On Friday, Oct. 3, Raul Armenta was attacked by a shark around 11:30 in the morning. It happened near the Vandenberg Air Force Base Boathouse. Hours later Ryan Howell was attacked.

Both men came inches from a great white shark, the shark taking a bite into the kayaks. Nobody was hurt.

Howell said he didn’t know what hit him, “It felt like forever but it was super quick,” Howell added, “It pushed me through the water another 50 feet.”

Brad Rudolph, a witness, said he was about eight feet away from Howell when the attack happened.

Vince Culliver, president of Jurrasic Sport Fishing said nobody was anymore than 10 feet from one another.

The men knew of Armenta’s attack earlier that morning, but decided to stay in the water, hoping that sticking close together would keep the shark away.

Bubba Armanta, Raul’s son, said the experience was horrifying. He didn’t think another attack would happen the same day.

Culliver described the shark saying “It was double the size of our Kayaks.”

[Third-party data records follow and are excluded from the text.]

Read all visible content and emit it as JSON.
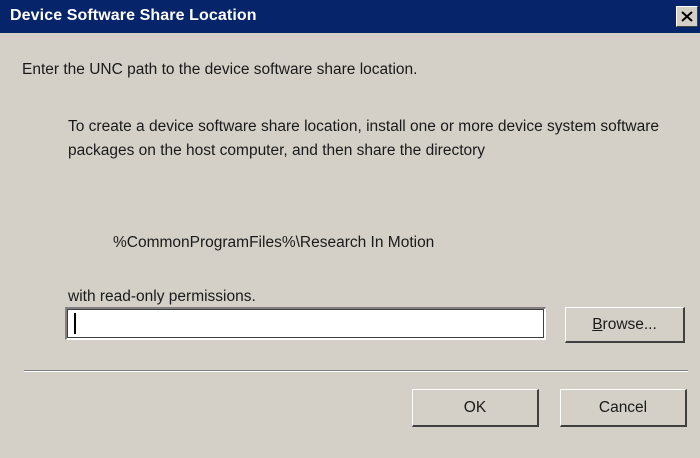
{
  "window": {
    "title": "Device Software Share Location",
    "close_icon": "close-icon"
  },
  "content": {
    "intro": "Enter the UNC path to the device software share location.",
    "instructions": "To create a device software share location, install one or more device system software packages on the host computer, and then share the directory",
    "path": "%CommonProgramFiles%\\Research In Motion",
    "permissions": "with read-only permissions."
  },
  "unc_input": {
    "value": "",
    "placeholder": ""
  },
  "buttons": {
    "browse_label": "Browse...",
    "ok_label": "OK",
    "cancel_label": "Cancel"
  },
  "colors": {
    "titlebar": "#06246a",
    "dialog_background": "#d4d0c8"
  }
}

Rudolph said, “It’s mouth was wide open holding on to the kayak. It was going through theair, like a 747 banking, and splashed into the water, and did another 180back toward the water and hit his kayak.”

Bubba Armenta said it had “Huge eyes, huge mouth and teeth, its Gills blowing air and water.”

Experts at the Shark Research Committee say attacks like this are rare, there have been around 150 great white shark attack victims off of California since the year 1900.

Howell said, “It’s still overwhelming, just the surprise that I wasn’t hurt.”